2-тема. Translation and Culture
Culture is defined as the way of life and its manifestations that are peculiar to a community that uses a particular language as its means of expression. More specifically, there is distinction of ‘cultural’ from ‘universal’ and ‘personal’ language. ‘Die’, ‘live’, ‘star’, ‘swim’ and even almost virtually ubiquitous artifacts like ‘mirror’ and ‘table’ are universals – usually there is no translation problem there. ‘Monsoon’, ‘steppe’, ‘dacha’, ‘tagliatelle’ are cultural words – there will be a translation problem unless there is cultural overlap between the source and the target language (and its readership). Universal words such as ‘breakfast’, ‘embrace’, ‘pile’ often cover the universal function, but not the cultural description of the referent. In expression of oneself in a personal way – ‘you’re weaving (creating conversation) as usual’, ‘his “underlife” (personal qualities and private life) is evident in that poem’, ‘he’s a monologger’ (never finishes the sentence) – personal, not immediately social, language is used. That is often called idiolect, and there is normally a translation problem.

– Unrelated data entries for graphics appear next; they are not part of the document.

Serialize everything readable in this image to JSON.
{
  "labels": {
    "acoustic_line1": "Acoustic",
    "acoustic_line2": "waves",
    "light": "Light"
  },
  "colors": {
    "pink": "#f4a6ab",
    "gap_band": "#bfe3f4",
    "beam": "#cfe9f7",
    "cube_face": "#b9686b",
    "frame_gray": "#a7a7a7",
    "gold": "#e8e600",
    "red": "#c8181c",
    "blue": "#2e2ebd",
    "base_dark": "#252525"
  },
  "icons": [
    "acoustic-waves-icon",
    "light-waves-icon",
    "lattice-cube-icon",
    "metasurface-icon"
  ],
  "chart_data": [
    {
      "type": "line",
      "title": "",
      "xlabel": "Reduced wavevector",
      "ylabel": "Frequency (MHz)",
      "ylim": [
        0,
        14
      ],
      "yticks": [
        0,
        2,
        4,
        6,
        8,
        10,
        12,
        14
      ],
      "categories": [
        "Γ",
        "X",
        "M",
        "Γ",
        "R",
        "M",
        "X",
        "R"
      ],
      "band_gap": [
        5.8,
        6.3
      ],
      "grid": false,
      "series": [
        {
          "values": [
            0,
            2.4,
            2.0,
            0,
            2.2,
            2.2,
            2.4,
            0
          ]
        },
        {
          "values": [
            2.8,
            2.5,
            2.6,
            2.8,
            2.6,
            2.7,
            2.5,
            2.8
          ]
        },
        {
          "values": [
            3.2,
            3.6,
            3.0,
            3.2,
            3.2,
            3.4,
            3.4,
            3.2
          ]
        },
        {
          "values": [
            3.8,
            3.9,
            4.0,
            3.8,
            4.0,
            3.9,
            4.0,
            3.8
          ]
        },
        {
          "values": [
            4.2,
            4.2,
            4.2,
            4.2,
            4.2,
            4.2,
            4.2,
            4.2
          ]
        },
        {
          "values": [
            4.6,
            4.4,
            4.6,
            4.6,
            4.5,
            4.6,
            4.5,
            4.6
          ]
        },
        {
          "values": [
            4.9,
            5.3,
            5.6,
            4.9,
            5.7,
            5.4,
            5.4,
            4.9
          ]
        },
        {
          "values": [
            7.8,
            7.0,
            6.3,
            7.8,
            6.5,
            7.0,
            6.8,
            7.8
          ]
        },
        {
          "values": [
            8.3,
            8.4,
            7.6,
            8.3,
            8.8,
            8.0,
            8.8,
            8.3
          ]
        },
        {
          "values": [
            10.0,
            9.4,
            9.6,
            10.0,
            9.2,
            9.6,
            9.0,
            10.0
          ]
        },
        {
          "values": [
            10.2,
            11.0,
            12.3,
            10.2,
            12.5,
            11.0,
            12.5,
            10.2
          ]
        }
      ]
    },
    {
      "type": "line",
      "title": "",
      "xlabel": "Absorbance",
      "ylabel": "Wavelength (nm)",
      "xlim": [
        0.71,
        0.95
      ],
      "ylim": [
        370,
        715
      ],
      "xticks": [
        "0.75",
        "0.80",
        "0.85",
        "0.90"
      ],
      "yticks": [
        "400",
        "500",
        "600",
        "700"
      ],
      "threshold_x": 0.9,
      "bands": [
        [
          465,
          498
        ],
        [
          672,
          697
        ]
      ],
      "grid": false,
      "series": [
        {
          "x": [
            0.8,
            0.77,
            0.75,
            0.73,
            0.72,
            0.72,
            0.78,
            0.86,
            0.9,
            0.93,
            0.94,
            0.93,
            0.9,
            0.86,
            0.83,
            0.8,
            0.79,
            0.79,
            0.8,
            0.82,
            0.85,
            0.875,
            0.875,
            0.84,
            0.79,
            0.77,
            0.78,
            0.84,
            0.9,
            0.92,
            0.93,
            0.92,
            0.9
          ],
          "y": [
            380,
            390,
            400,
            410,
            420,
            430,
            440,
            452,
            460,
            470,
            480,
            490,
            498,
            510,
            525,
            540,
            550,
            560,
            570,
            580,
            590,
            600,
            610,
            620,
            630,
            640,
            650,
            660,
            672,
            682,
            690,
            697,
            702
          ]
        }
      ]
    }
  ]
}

And, when a speech community focuses its attention on a particular topic (this is usually called ‘cultural focus’), it spawns a plethora of words to designate its special language or terminology – the English on sport, notably the crazy cricket words (‘a maiden over’, ‘silly mid-on’, ‘howzzat’), the French on wines and cheeses, the Germans on sausages, Spaniards on bull-fighting, Arabs on camels, Eskimos, notoriously, on snow, English and French on sex in mutual recrimination; many cultures have their words for cheap liquor for the poor and desperate: ‘vodka’, ‘grappa’, ‘slivovitz’, ‘sake’, ‘Schnaps’ and, in the past (because too dear now), ‘gin’.
Note that operationally language is not regarded as a component of feature of culture. If it were so, translation would be impossible. Language does however contain all kinds of cultural deposits, in the grammar (genders of inanimate nouns), forma of address (like Sie, usted) as well as the lexis (‘the sun sets’), which are not taken account of in universals either in consciousness or translation. Further, the more specific a language becomes for natural phenomena (e.g., flora and fauna) the more it becomes embedded in cultural features, and therefore creates translation problems. Which is worrying, since it is notorious that the translation of the most general words (particularly of morals and feelings, as Tyler noted in 1790) – love, temperance, temper, right, wrong – is usually harder than that of specific words.
Most ‘cultural’ words are easy to detect, since they are associated with a particular language and cannot be literally translated, but many cultural customs are described in ordinary language (‘topping out a building’, ‘time, gentlemen, please’, ‘mud in your eye’), where literal translation would distort the meaning and a translation may include an appropriate descriptive- functional equivalent. Cultural objects may be referred to by a relatively culture-free generic term or classifier (e.g., ‘tea’) plus the various additions is different cultures, and you have to account for these additions (‘rum’, ‘lemon’, ‘milk’, ‘biscuits’, ‘cake’, other courses, various times of day), which may appear in the course of the SL text.